Regarding signage, the hospital was found to not have signs indicating its emergency department was a safe haven for abandoned infants. The hospital did have signage for this at the time of the survey, according to Cohen.
Policy issues included not having a hospital-wide assessment and performance improvement plan. The hospital also didn’t perform a patient handling hazard assessment, or include updated equipment in the hospital’s safe patient handling policy.
Hospital staff also didn’t get specific names of adults picking up patients after procedures.
“We’d say ‘husband,’ but not specify their name,” Kaino said.
“Sometimes people will say they have someone and they don’t. Getting a name adds another level of responsibility.”
The hospital has since started getting specific names. Updates have also been made to hospital policies, Kaino said.
“It’s all about patient safety,” Cohen said.

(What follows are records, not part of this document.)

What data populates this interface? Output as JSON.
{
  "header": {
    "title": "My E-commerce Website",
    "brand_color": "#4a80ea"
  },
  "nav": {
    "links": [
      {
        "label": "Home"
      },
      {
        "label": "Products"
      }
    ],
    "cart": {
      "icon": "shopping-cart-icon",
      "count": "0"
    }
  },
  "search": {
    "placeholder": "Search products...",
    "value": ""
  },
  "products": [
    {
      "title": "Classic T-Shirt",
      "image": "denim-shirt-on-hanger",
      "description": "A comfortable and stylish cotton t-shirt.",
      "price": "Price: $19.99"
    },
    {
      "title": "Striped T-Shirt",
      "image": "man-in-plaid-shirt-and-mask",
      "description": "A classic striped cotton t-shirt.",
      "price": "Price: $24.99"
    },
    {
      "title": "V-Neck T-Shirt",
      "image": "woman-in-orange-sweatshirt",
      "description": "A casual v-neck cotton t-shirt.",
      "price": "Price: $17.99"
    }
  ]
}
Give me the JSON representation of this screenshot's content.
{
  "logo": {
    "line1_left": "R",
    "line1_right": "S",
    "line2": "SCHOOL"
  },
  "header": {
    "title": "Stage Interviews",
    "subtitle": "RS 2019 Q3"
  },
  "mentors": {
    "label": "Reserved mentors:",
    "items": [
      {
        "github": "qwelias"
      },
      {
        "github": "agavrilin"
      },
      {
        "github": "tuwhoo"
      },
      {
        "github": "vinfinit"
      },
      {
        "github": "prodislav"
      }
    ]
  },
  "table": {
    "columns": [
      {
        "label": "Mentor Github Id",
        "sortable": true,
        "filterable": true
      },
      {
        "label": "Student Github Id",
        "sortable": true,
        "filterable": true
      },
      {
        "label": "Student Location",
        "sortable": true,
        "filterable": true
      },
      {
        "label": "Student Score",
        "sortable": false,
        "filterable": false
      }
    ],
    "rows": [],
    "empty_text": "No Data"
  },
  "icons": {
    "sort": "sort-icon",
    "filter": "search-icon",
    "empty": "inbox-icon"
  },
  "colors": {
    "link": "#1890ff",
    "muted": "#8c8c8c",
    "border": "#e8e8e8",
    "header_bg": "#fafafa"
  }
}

Medical record-keeping issues were found regarding timeliness, completeness and accuracy.
The hospital was also found to not be documenting and reporting information on medical records and equipment maintenance.
Many of the record-keeping issues were addressed before the survey completed.
Several of the review’s documentation questions came up because Kaino was out of town during the survey, she said.
“We’re so small, we only have one person in many of those departments [that are looked at],” Kaino said. “So when they’re gone, sometimes there’s a person with three or four hats.”
Other issues listed above have been addressed since the survey, according to Cohen and Kaino.